The plan is to set a cap of 430,000 tourist beds across the island, with the President of the Mallorca Council, Catalina Cladera, saying they want “tourism of greater value and less volume”.

After COVID-19 travel restrictions were lifted, the island saw unprecedented visitor numbers last summer. Tourists rapidly filled hotel rooms and holiday rentals with Cladera admitting that “the recurring debate about overcrowding is back”.

“I won’t deny it, there has been overcrowding this summer,” she said. “However, only in some places and at certain times.”

Mallorca Council confirmed it will be reassessing its tourism plan and cutting the number of visitors to the island. There will be a limit on the number of hotel beds and how they can be marketed.

It also announced an increase in the number of tourism inspectors to carry out checks on illegal holiday lets.

Popular party destinations are cracking down on drunk tourists

Across the Balearic Islands, authorities have introduced a number of tough regulations this year in an attempt to reduce overcrowding. Drunken tourists that previously crowded the streets have been a particular target for the new rules.

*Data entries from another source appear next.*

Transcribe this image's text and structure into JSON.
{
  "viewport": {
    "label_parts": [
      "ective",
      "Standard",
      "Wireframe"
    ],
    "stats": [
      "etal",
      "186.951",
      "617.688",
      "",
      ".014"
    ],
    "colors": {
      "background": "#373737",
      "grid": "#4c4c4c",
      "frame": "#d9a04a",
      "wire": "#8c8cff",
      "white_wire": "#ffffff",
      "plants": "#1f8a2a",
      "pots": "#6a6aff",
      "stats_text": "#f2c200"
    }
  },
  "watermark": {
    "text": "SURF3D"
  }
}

Alcohol limits have been imposed at many all-inclusive resorts in Magaluf, El Arenal and on the island of Ibiza. Guests in some locations have been limited to three drinks at dinner and three drinks at lunch - any further alcoholic beverages have to be purchased separately.

The legislation also banned happy hours, pub crawls, two-for-one drink offers, the sale of alcohol in shops between 9:30pm and 8am, and the advertising of party boats in certain areas.


This summer, one of Mallorca’s most popular party resorts, Playa de Palma, banned people wearing football shirts from entering restaurants. Business owners came together to create a dress code aimed at reducing rowdy behaviour.

Ibiza in particular is looking to distance itself from its reputation as a drunken party destination. Local authorities are instead hoping to focus on more sustainable tourism like the island’s numerous wellness and eco-resorts.